– Udziałowcy nie chcą już dokładać do działalności towarzystwa, tymczasem musiałoby ono otrzymać dokapitalizowanie, by w przyszłym roku spełniać wymogi określone prawem – tłumaczy decyzję Agnieszka Senkowska, prezes Universum-Życie.
– Jednocześnie zarząd i właściciele prowadzą rozmowy z podmiotami zainteresowanymi nabyciem 100 proc. akcji towarzystwa. Jednym z nich jest bank. Drugim towarzystwo ubezpieczeń. Obydwaj potencjalni kupcy to gracze już obecni na polskim rynku – zdradza Senkowska.
Szefowa towarzystwa przypomina, że likwidację spółki w każdym momencie można odwołać. Tak się stanie, jeśli aktualni akcjonariusze – spółka AICE Polska, która ma 94,29 proc. papierów oraz firma AUTO Plan posiadająca pozostałe walory – dojdą do porozumienia z inwestorem.

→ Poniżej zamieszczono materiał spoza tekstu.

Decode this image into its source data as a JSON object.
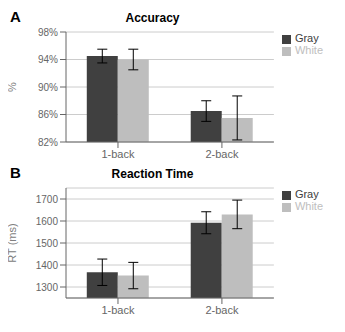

Obydwaj akcjonariusze należą do holenderskiej spółki Emmington.
Senkowska podkreśla, że właściciele chcą się pozbyć 100 proc. papierów. – Zgłosił się do nas inwestor, który był zainteresowany kupnem mniejszościowego pakietu akcji. Udziałowcy nie byli zainteresowani takim rozwiązaniem – wyjaśnia prezes ubezpieczyciela.
W pierwszych trzech kwartałach tego roku towarzystwo zebrało około 6,5 mln zł składek z polis. Zanotowało ponad 1 mln zł straty. W 2009 r. straciło 1,15 mln zł, w 2008 r. 0,68 mln zł. Ostatni raz zarobiło w 2007 r. (0,95 mln zł). Na koniec czerwca br. miało 2,7 mln zł rezerw, najmniej spośród firm z sektora życiowego.